Many customers want a unique product and shopping experience. They also want to receive products as soon as possible. This is why last-mile delivery is such an important factor for e-retailers to consider.
Moving a product from a warehouse through a logistics company to a hub closest to a customer is generally inexpensive and stress-free as these carriers run these routes every day. Getting a product from that hub to a customer’s front door however, is a little trickier—and drives up shipping costs.
Let’s look at how e-commerce brands can analyze their last-mile delivery and improve it.
Ways to Improve Your Last-Mile Delivery
1. Make Sure Your Technology Fits Your Logistics Strategy
E-commerce owners can leverage technology such as big data to make small changes and improvements to last-mile logistics processes.
E-retailers considering implementing or upgrading technology to meet these demands should also consider speed of implementation and ease of use prior to making any changes.
The e-commerce marketplace moves at a rapid pace and unnecessary shipping delays could hurt customer loyalty.
The technology used to track, trace and evaluate your shipping should be flexible and able to provide different sets of data to evaluate shipping. It should also provide visibility into the last-mile strategy, so issues and possible bottlenecks can be easily identified.
2. Give Customers Flexible Delivery Options
Setting a standard delivery window is acceptable, but customers willingly pay more for expedited delivery options when they’re available.
Seventy-five percent of online shoppers are willing to pay a premium for expedited shipping. In order to meet expectations, e-retailers are being pushed to offer premium shipping, which includes delivery options such as same-day and next-day delivery.
Giving customers a variety of shipping options allows them to dictate terms and manage their own delivery expectations.
3. Use a 3PL With Route Navigation and Tracking Capabilities
When searching for a third-party logistics provider, get information about how their last-mile delivery process works. It’s easy enough for a semi-truck to navigate on the highway, but once the driver gets into urban areas, it can be difficult to get where they need to go.
When evaluating a 3PL, try to make sure they have a route navigation to avoid tight roads or roads that bigger trucks aren’t allowed to drive on.
If you sell electronics online or another high-value product, you’ll want the ability to make sure your products are where they’re supposed to be during the shipping process.
Many 3PLs have online tracking services so you know where the truck carrying your electronics is at all times.
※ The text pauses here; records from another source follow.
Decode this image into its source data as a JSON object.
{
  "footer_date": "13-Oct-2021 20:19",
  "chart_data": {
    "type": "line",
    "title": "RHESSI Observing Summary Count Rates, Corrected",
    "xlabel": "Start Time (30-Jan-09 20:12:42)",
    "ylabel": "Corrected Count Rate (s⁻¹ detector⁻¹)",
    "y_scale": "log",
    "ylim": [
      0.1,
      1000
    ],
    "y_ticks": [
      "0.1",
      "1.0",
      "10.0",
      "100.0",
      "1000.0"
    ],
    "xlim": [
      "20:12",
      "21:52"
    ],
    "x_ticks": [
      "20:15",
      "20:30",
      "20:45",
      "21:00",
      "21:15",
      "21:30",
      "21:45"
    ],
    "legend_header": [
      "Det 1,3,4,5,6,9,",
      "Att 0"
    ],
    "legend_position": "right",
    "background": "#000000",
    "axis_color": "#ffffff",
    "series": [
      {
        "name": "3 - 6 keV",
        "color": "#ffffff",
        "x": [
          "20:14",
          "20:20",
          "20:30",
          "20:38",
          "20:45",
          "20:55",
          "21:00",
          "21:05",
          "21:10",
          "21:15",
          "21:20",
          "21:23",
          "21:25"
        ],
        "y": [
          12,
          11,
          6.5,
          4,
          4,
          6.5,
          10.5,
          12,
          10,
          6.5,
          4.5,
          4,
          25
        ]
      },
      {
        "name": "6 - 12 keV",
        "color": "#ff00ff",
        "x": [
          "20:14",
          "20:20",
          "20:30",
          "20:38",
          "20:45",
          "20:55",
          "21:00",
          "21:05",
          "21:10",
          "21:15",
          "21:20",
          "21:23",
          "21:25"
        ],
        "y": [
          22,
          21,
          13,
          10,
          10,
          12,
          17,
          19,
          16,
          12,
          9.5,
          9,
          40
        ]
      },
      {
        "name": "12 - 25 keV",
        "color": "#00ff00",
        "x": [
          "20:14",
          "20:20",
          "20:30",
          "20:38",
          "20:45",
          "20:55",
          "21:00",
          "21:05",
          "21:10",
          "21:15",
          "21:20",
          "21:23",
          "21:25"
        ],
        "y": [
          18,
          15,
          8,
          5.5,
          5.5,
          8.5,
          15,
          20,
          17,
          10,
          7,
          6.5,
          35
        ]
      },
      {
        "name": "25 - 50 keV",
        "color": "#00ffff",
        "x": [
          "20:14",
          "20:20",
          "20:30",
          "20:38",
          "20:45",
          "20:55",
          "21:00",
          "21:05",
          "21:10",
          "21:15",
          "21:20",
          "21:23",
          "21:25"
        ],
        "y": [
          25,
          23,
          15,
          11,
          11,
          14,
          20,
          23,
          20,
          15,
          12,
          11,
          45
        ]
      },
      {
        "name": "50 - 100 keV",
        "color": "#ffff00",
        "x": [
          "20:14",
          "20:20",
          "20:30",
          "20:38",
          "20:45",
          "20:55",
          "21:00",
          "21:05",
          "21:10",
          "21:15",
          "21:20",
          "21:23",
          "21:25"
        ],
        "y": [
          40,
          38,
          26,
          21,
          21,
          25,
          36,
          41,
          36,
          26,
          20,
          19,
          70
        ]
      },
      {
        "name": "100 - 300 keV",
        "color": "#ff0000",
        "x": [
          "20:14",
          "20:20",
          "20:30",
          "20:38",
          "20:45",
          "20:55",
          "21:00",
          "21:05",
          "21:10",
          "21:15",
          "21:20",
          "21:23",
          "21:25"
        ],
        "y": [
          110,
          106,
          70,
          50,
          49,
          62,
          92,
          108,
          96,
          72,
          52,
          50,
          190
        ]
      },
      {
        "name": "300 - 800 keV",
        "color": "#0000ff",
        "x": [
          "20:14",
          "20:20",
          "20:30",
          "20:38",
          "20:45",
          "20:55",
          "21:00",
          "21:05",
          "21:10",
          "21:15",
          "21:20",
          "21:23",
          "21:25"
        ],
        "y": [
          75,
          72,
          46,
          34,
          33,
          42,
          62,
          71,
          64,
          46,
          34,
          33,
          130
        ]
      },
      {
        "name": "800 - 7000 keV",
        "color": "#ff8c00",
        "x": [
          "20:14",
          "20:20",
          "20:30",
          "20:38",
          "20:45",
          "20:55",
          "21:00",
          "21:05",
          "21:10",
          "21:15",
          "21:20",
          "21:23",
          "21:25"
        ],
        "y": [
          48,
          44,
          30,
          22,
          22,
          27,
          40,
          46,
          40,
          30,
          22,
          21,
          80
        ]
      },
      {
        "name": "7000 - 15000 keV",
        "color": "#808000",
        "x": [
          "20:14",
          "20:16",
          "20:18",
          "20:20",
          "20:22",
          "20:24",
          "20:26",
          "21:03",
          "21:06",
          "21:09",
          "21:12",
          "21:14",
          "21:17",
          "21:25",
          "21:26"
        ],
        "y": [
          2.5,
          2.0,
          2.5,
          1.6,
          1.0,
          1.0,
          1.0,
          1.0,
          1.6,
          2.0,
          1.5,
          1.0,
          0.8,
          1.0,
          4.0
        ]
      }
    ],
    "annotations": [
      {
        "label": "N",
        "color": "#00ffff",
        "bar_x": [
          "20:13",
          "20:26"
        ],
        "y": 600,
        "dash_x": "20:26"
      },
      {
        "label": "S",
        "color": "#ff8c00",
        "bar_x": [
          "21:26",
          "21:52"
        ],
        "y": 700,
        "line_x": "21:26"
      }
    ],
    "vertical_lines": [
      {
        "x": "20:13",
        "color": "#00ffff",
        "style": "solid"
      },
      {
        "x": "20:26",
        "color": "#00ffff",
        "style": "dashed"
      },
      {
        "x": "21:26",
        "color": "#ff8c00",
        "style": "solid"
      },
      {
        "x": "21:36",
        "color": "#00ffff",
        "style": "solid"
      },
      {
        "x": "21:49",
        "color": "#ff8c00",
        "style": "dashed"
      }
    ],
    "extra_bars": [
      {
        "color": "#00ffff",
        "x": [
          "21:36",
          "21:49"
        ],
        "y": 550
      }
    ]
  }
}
This also gives you the ability to give your customers shipping updates, even if they don’t ask for them.
4. Consider Location When Choosing a 3PL
For e-commerce companies, an optimized last-mile delivery can be a missing link in their supply chain.
On average, the last mile makes up nearly 30 percent of transportation costs and it’s hard to reduce.
Going with a 3PL who is local to your customer or a group of customers can help reduce costs. A local 3PL will know their area inside and out; the delivery driver won’t get lost or caught up somewhere because they drive a similar route every day.
A 3PL with a network of local delivery trucks can be a major asset to your e-commerce business.
Local delivery trucks don’t run into the same issues as a semi-truck when trying to navigate through a city or small town. Similar to UPS or FedEx’s delivery trucks, these local fleets can deliver your product right to your customer’s front door.
5. Measure Your Performance and Adjust When Necessary
According to Supply Chain Beyond, using data to measure last-mile delivery and services times will allow you to increase productivity and accountability, measure on-time delivery rates and determine where schedule and process adjustments need to be made.
These adjustments should guarantee customer requirements are met at the lowest cost possible.
By measuring your performance, you can see the areas that need to be addressed and adjust operations to increase asset utilization, improve profitability and ensure appropriate levels of customer service.
Last-mile delivery can be an area that really makes or breaks your reputation with your customers. They don’t understand nor care what you have to go through to make sure their order shows up on their doorstep. Their only concern is whether it does so on time.
Take these factors into account when pondering how your e-commerce brand can analyze last-mile delivery and improve it.